B.C. Liberals seek Speaker clarifications before Thursday's confidence vote

By The Canadian Press
June 27, 2017 - 3:16pm

VICTORIA — British Columbia’s Liberal government is being accused of stalling on its expected defeat in the legislature by seeking procedural advice from the Speaker before a confidence vote.

Liberal house leader Mike de Jong sent a four-page letter to Speaker Steve Thomson on Tuesday hoping for clarification on voting issues for the legislature’s 87 members to consider before the confidence vote, which is expected on Thursday.

He asked if the Speaker will be called to cast a deciding vote when the legislature is tied, citing examples where the Speaker doesn’t always cast a vote to break a tie but sometimes calls for the sides to debate the issue further.

He has also asked whether the Speaker would participate in committee debates, adding he believes the rules state the Speaker does not take part and never votes in the committee process.

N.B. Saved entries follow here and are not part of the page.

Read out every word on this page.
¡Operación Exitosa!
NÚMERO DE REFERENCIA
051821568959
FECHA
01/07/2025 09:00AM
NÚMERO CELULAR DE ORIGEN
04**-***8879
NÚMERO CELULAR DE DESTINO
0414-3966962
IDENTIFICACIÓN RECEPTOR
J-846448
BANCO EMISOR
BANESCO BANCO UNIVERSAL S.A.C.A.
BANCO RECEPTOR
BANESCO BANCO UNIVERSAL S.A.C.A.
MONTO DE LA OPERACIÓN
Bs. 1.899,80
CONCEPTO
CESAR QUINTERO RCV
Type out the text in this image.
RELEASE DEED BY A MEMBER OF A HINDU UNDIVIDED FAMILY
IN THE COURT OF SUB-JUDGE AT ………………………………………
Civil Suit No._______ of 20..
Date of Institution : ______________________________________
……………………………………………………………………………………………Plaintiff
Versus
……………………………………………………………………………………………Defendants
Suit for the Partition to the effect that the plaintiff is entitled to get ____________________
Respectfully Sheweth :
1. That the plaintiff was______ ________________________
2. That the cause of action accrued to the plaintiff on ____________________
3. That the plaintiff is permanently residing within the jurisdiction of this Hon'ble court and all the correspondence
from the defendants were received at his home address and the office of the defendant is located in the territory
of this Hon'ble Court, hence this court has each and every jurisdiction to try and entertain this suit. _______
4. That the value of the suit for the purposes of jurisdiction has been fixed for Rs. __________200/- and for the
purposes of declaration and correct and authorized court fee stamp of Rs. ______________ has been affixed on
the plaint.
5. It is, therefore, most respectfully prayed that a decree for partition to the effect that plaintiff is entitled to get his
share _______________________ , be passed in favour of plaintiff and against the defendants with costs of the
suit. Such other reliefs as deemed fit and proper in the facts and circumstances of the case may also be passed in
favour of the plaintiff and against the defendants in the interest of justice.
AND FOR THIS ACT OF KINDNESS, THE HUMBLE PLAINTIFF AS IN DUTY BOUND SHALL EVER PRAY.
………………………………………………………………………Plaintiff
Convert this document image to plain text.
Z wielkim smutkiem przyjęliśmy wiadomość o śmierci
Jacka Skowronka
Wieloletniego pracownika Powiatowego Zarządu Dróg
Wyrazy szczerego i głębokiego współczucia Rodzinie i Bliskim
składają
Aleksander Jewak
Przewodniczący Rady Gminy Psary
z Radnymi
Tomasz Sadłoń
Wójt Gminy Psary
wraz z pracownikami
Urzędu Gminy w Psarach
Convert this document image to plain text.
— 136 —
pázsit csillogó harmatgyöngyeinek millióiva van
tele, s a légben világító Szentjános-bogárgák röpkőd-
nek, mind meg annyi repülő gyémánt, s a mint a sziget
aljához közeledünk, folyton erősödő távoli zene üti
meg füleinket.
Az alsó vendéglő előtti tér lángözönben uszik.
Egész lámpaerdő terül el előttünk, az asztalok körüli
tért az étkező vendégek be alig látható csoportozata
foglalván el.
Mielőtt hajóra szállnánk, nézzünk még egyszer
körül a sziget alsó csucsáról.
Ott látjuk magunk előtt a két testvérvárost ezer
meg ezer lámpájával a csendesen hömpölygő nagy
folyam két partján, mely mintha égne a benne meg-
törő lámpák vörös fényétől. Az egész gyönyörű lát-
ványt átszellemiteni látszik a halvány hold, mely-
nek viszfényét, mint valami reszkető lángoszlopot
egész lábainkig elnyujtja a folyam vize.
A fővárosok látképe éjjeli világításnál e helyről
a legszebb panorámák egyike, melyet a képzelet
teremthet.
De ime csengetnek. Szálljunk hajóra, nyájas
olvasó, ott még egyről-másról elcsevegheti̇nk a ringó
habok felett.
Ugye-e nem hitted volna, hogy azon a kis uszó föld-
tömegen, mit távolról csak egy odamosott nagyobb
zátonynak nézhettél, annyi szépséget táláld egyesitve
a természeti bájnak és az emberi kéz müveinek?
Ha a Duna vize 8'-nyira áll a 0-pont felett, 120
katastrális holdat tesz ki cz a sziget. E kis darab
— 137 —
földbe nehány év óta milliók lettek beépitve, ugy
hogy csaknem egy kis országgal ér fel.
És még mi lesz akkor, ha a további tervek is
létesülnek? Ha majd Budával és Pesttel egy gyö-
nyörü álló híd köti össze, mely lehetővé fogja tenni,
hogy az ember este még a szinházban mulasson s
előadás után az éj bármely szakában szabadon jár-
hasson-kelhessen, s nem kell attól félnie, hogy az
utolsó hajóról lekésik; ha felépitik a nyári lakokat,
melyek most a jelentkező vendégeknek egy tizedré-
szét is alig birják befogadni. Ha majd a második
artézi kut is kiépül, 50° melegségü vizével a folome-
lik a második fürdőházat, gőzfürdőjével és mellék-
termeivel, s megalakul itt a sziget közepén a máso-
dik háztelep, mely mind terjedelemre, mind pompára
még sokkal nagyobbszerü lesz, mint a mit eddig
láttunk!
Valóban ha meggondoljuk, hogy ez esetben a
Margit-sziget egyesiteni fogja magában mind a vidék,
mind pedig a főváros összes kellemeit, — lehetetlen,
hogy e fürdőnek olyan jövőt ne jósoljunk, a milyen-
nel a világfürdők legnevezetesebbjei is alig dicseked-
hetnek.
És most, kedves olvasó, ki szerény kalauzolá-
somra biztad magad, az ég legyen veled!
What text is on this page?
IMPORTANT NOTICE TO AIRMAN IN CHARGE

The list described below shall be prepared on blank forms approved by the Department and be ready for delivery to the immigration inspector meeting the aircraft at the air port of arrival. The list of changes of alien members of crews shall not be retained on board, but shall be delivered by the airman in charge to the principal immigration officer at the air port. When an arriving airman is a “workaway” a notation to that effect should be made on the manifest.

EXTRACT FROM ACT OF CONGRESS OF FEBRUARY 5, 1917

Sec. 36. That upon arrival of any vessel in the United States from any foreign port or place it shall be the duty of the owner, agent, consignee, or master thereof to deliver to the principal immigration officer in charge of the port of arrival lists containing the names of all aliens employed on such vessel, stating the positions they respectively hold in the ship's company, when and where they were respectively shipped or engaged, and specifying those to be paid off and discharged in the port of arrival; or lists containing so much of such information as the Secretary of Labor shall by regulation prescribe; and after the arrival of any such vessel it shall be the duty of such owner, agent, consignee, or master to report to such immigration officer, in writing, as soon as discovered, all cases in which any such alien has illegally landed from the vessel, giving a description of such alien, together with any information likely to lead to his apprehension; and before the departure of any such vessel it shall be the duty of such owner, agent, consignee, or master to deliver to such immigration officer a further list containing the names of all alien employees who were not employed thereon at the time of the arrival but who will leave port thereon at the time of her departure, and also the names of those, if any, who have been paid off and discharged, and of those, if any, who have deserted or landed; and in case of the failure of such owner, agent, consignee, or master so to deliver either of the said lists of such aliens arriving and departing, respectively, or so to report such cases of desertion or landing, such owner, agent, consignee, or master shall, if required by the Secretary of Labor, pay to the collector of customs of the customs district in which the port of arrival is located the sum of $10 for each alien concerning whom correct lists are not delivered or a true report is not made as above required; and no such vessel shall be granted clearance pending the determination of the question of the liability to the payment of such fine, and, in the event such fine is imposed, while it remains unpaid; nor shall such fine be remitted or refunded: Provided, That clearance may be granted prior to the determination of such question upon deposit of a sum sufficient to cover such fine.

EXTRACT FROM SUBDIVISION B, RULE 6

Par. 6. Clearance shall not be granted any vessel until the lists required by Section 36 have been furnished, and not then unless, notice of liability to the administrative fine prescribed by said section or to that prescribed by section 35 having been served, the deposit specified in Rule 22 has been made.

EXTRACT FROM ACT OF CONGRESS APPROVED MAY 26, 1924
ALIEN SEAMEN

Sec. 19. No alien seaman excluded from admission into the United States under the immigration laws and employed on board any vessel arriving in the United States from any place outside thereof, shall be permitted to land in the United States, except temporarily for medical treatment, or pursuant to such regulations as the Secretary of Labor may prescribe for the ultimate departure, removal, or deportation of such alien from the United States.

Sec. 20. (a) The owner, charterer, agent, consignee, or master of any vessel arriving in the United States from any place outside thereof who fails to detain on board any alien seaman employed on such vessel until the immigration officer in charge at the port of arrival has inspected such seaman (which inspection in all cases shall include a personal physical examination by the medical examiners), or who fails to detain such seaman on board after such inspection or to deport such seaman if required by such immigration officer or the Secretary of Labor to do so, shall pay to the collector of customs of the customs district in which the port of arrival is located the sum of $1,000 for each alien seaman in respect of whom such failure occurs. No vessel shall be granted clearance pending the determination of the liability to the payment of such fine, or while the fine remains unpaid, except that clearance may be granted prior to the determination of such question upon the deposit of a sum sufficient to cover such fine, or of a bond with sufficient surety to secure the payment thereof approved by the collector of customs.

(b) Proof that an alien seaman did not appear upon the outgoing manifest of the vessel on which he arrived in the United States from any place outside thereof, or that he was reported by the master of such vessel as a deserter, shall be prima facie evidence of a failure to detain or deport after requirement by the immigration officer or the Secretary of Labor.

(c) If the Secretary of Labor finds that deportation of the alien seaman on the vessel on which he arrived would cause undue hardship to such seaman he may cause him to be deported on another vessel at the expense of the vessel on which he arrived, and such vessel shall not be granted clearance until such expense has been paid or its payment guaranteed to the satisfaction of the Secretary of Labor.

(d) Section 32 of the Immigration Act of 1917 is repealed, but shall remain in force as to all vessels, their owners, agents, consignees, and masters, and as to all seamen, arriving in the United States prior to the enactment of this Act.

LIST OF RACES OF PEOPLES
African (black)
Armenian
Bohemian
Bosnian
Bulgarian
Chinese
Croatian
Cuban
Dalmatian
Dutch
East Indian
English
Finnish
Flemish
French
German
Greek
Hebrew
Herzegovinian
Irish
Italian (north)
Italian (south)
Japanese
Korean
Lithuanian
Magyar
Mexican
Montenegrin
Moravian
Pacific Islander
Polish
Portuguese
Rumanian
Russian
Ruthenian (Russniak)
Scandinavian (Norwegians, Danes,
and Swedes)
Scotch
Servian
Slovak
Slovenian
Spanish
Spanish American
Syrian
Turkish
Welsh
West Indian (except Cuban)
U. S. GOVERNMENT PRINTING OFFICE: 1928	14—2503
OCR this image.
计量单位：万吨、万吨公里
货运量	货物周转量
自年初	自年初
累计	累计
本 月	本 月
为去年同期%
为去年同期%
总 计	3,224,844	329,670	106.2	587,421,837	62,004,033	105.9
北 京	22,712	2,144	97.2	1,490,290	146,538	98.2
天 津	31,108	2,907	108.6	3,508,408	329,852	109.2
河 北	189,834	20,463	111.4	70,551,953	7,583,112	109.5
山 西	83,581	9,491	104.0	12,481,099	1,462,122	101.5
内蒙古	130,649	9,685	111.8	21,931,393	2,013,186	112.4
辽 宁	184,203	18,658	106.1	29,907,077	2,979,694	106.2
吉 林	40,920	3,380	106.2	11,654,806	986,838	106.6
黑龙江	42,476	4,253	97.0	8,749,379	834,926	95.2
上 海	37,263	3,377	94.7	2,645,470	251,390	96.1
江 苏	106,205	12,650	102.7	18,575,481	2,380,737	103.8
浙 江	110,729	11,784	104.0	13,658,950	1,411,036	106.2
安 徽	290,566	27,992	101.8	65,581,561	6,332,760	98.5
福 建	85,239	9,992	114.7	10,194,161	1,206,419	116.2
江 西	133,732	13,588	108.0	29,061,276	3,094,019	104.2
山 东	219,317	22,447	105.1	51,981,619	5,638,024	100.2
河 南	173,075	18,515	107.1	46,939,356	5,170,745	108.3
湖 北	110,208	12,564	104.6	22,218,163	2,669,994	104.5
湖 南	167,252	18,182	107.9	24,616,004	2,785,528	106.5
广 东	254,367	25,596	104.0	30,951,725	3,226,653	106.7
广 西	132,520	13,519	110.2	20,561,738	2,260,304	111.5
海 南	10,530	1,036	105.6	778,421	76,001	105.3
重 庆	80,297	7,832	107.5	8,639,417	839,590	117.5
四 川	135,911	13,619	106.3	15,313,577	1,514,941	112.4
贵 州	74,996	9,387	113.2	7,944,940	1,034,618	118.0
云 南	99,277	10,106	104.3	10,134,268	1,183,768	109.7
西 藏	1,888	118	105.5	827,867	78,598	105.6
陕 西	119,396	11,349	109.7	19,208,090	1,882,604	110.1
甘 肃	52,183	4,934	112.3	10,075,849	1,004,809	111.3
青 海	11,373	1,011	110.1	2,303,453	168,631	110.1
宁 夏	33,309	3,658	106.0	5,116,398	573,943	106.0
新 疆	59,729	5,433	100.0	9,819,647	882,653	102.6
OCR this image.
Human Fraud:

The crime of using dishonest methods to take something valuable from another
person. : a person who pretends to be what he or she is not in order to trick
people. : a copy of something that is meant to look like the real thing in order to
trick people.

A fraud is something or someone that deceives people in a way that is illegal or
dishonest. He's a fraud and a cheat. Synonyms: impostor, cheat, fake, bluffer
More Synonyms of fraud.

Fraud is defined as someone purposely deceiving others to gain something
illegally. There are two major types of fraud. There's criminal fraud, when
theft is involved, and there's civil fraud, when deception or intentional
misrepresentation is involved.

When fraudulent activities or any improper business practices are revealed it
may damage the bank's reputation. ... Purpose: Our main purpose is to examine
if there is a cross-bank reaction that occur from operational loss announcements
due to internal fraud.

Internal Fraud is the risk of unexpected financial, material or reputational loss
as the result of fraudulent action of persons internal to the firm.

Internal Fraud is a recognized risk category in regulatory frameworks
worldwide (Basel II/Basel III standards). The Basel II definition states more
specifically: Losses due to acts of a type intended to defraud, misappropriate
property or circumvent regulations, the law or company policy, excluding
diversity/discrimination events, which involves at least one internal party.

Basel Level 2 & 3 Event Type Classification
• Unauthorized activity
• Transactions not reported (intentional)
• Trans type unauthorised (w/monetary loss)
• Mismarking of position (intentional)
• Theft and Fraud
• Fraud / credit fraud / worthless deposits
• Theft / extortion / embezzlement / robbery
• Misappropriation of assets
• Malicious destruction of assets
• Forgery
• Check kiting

But NDP Leader John Horgan said the letter represents a “final desperate attempt to throw British Columbians into another election.”

Green party Leader Andrew Weaver accused the Liberals and Premier Christy Clark of trying to hold onto power seven weeks after the election that left them with a minority government.

“The premier has been clear that she wants to follow procedure and test confidence of the house,” he said in a statement. “She has now had more than six weeks to do so and yet continues to delay.”

De Jong’s letter says that providing legislature members with the rules and conventions governing govern the Speaker and the functions of the job will be helpful in light of the fact no party holds a majority in the house.

“I believe it would be helpful for all members of our house to receive a definitive statement from our Speaker confirming the rules and conventions that would guide the Speaker in these scenarios that are by no means speculative, given the present alignment of the house,” he added.

The Liberals won 43 seats last month’s election, but the NDP with 41 seats and the Greens with three seats have an agreement to defeat them and attempt to form a NDP minority government.